The dollar index, which measures the greenback against six major currencies, was little changed at 90.188, after touching a low of 89.979. [USD/]
The currencies of major natural resource suppliers such as Canada held ground amid rising commodity prices. The loonie was little changed at C$1.2097 after hitting a 3-1/2-year high of C$1.2078.
The Australian dollar, another proxy for commodity prices, was steady at $0.7839, but off a 10-week high of $0.7891 struck on Monday.
Gold also recouped early declines, as a softer dollar offset losses generated by rising U.S. Treasury yields. Spot gold edged up 0.11% to $1,837.39 per ounce, after dropping as much as 1% earlier.
In keeping with market worries about a pick-up in inflation, the yield on benchmark 10-year Treasuries edged up to 1.6235%, though off a high of 1.6310%. [US/]
The spread between benchmark two- and 10-year Treasuries also widened slightly to 146 basis points, up more than 1 basis point from the previous day.
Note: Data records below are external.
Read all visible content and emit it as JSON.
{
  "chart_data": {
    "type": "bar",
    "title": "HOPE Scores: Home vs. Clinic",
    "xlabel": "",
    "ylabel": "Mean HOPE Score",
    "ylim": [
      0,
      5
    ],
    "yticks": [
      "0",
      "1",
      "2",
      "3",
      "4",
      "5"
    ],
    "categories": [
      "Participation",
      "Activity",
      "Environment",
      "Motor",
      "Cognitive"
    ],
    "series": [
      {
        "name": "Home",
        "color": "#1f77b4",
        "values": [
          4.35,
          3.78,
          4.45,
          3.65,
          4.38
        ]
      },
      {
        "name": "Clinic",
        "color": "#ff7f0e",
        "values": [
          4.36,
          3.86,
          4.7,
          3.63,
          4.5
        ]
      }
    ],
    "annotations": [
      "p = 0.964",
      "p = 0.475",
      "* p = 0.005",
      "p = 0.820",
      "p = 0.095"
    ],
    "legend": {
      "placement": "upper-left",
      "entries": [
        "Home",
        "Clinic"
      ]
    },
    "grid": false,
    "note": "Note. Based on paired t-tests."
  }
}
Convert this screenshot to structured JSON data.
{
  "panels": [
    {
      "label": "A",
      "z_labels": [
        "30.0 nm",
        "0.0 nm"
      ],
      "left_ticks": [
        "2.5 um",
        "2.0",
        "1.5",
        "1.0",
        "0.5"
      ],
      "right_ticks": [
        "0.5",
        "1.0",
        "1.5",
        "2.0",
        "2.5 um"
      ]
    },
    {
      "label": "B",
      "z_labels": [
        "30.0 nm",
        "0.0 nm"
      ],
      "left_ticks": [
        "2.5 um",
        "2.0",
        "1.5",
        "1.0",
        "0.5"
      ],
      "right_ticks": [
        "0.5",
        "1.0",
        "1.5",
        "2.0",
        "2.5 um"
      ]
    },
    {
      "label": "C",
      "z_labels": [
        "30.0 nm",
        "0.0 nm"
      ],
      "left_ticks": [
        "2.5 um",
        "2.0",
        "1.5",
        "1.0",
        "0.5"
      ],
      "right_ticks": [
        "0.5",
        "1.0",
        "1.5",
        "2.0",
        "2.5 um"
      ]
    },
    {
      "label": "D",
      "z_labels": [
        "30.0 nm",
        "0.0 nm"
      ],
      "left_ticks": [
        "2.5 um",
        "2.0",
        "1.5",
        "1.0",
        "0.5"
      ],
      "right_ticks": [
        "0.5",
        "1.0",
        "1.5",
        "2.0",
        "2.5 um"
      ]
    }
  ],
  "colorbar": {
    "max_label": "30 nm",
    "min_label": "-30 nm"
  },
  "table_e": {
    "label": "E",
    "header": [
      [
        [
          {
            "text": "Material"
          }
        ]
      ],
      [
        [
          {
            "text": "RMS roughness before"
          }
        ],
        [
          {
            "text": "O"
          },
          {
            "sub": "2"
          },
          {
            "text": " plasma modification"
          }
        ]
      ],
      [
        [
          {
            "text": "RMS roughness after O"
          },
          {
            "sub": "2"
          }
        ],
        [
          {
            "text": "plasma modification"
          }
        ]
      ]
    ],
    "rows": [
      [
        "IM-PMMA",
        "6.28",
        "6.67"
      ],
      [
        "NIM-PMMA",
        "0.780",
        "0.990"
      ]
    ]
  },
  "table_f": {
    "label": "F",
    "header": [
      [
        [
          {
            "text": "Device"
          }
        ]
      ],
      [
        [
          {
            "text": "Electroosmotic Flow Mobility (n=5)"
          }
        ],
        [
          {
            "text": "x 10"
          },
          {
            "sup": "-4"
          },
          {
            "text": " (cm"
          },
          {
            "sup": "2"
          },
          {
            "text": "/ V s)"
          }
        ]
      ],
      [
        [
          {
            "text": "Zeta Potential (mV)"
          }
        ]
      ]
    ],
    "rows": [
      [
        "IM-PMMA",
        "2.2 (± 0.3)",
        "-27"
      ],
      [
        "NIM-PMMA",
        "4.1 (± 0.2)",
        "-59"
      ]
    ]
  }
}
Oil prices were not spared of the day’s volatility, and had reversed all early losses by the end of Tuesday’s session, lifted by fears of a gasoline shortage after a cyber attack caused an outage at the largest U.S. fuel pipeline system.
U.S. crude gained 0.8% to $65.44 a barrel. Brent crude added 0.5% to $68.69 per barrel. [O/R]
In cryptocurrencies, ether dipped from record levels hit on Monday, but was nevertheless up 3.7% at $4,101.15. The value of the second-biggest digital token has surged over 5.5 times so far this year.